In this post, we focus on the neural network learning. How neural network learns. In a neural network we may have many output nodes. The cost function for neural network can be a generalized form of the cost function that we used in logistic regression. The difference is that here we have more nested summation for multiple output nodes. In the neural network the parameter matrix is very important, here we denote it with theta. The number of columns in parameter or theta matrix is equal to the number of nodes in the current layer including the bias unit and the number of rows is equal to the number of nodes in next layer excluding the bias unit. 

In the previous post, we have given a gentle introduction of the Artificial Neural Network for Machine Learning. Make sure you have gone through the post and have learned the basics of the neural networks. The neural networks are gaining popularity in the Artificial Intelligence community.


Backpropagation is used for minimizing cost function. In backpropagation the error for a node in the current layer is calculated from the errors in the next layer. Mean the errors are propagated backward. These errors are denoted with delta so we call them delta values. These delta values are used to calculate partial derivatives of the cost function. In back propagation we calculate errors for all notes in all layers. The delta values (errors) of the layer l are calculated by multiplying the delta values in the next layer with theta matrix of layer l, then multiply element wise with derivative of activation function evaluated with the input given by the preceding layers.
Fig: Backpropagation, Image Source.

The partial derivative terms can be calculated by multiplying activation values and the error values for each training example. The derivative is the slope of a line tangent to the cost function, so the steeper the slope the more incorrect values we will get. If we will get steeper slope we will go far from the slope.

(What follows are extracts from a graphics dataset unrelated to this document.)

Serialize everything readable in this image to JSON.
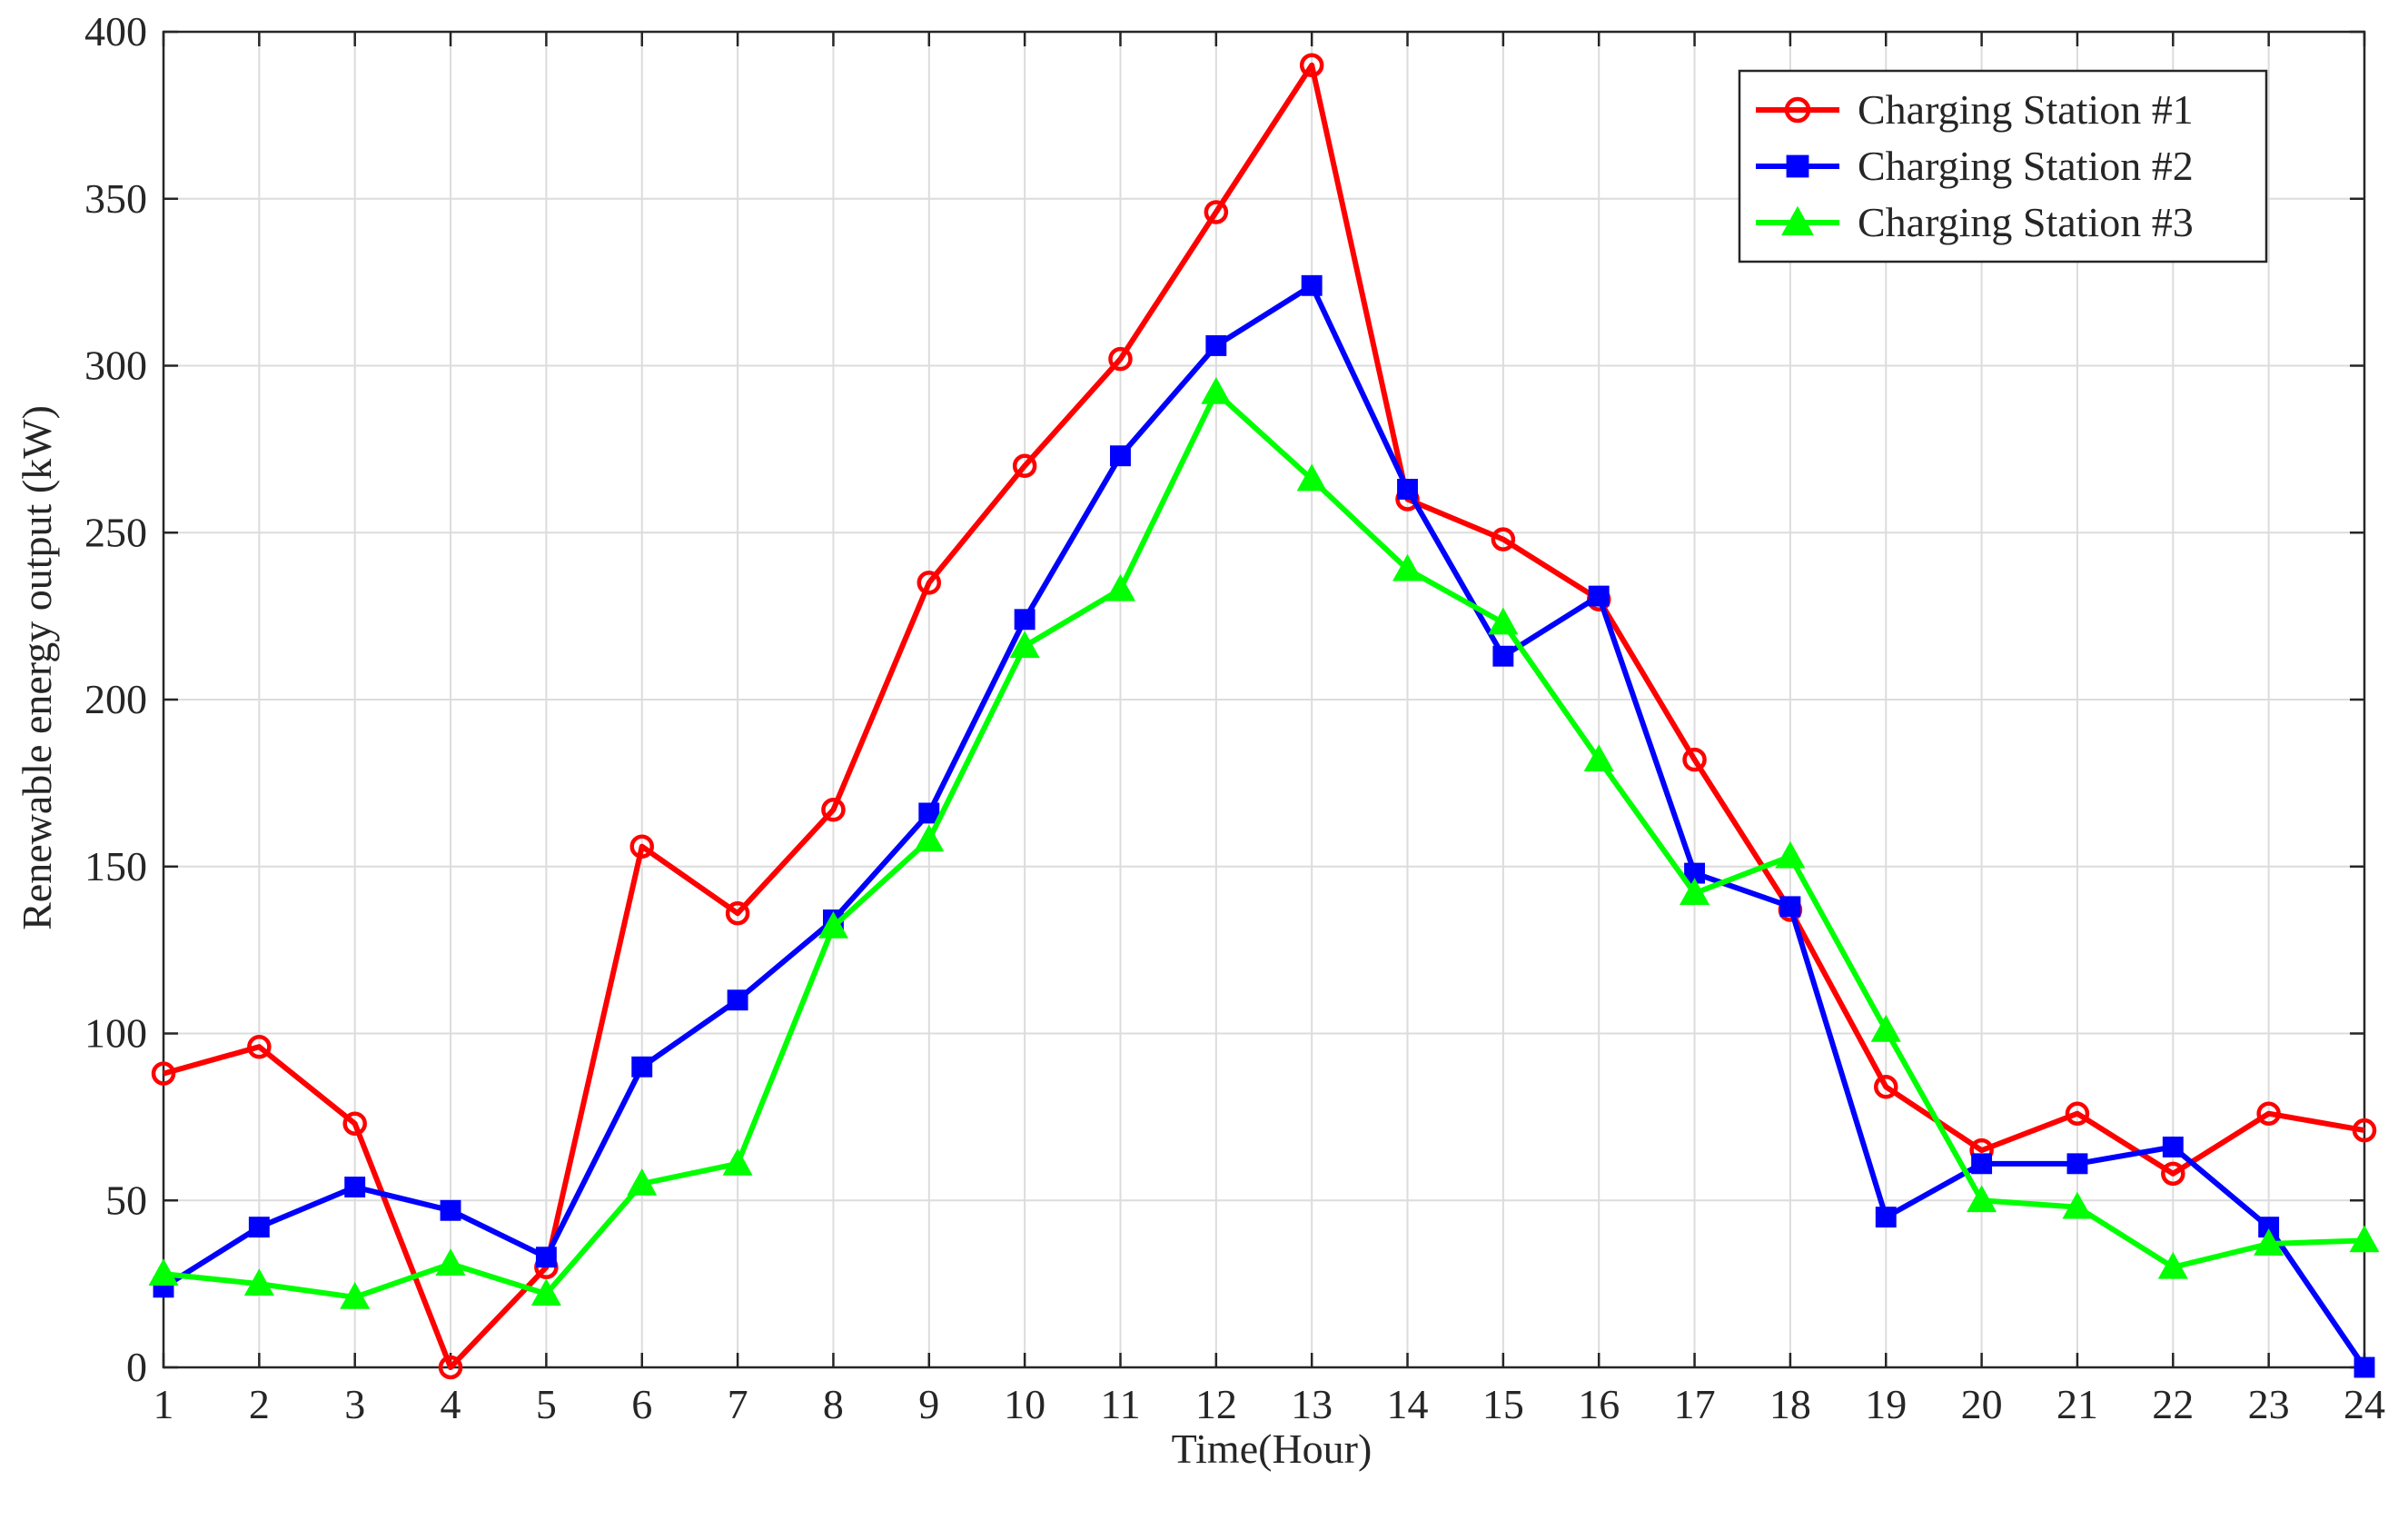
{
  "chart_data": {
    "type": "line",
    "xlabel": "Time(Hour)",
    "ylabel": "Renewable energy output (kW)",
    "x": [
      1,
      2,
      3,
      4,
      5,
      6,
      7,
      8,
      9,
      10,
      11,
      12,
      13,
      14,
      15,
      16,
      17,
      18,
      19,
      20,
      21,
      22,
      23,
      24
    ],
    "xticks": [
      "1",
      "2",
      "3",
      "4",
      "5",
      "6",
      "7",
      "8",
      "9",
      "10",
      "11",
      "12",
      "13",
      "14",
      "15",
      "16",
      "17",
      "18",
      "19",
      "20",
      "21",
      "22",
      "23",
      "24"
    ],
    "yticks": [
      "0",
      "50",
      "100",
      "150",
      "200",
      "250",
      "300",
      "350",
      "400"
    ],
    "xlim": [
      1,
      24
    ],
    "ylim": [
      0,
      400
    ],
    "grid": true,
    "legend_position": "top-right",
    "series": [
      {
        "name": "Charging Station #1",
        "color": "#ff0000",
        "marker": "circle",
        "values": [
          88,
          96,
          73,
          0,
          30,
          156,
          136,
          167,
          235,
          270,
          302,
          346,
          390,
          260,
          248,
          230,
          182,
          137,
          84,
          65,
          76,
          58,
          76,
          71
        ]
      },
      {
        "name": "Charging Station #2",
        "color": "#0000ff",
        "marker": "square",
        "values": [
          24,
          42,
          54,
          47,
          33,
          90,
          110,
          134,
          166,
          224,
          273,
          306,
          324,
          263,
          213,
          231,
          148,
          138,
          45,
          61,
          61,
          66,
          42,
          0
        ]
      },
      {
        "name": "Charging Station #3",
        "color": "#00ff00",
        "marker": "triangle",
        "values": [
          28,
          25,
          21,
          31,
          22,
          55,
          61,
          132,
          158,
          216,
          233,
          292,
          266,
          239,
          223,
          182,
          142,
          153,
          101,
          50,
          48,
          30,
          37,
          38
        ]
      }
    ]
  }
}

To use optimizing functions we have to put all the theta parameters in one vector and the derivatives parameters in other vector. This we refer as unrolling the parameters.

Gradient Checking

Gradient checking is used to ensure that our backpropagation is working correctly or not. Derivatives obtained using the errors(delta) are put in a delta vector. In gradient checking we obtain the gradients (derivatives) from the approximation. If these two derivatives are same the it ensured that our backpropagation is going correct.

Random Initialization

If we initialize all theta weights with zero then the backprpation will not work because when we backpropagate, all nodes will update to same value again and again. So we have to randomly initialize the weights.

Network Architecture

 To choose a network architecture or layout for neural network is most essential. How to choose how many layers, how many nodes in each layers? There is exact answer but the default is 1 hidden layer. But if choosing more hidden layers then the same number of nodes in every hidden layer.

Training a Neural Network


1. Randomly initialize the weights. 

2. Implement forward propagation to get hypothesis value. 

3. Implement the cost function. 

4. Implement the backpropagation to compute the partial derivatives. 

5. Use gradient checking to confirm that our backpropagation works properly. Then disable gradient checking. 

6. Use gradient descent or any other optimization function to minimize the cost function with the weights.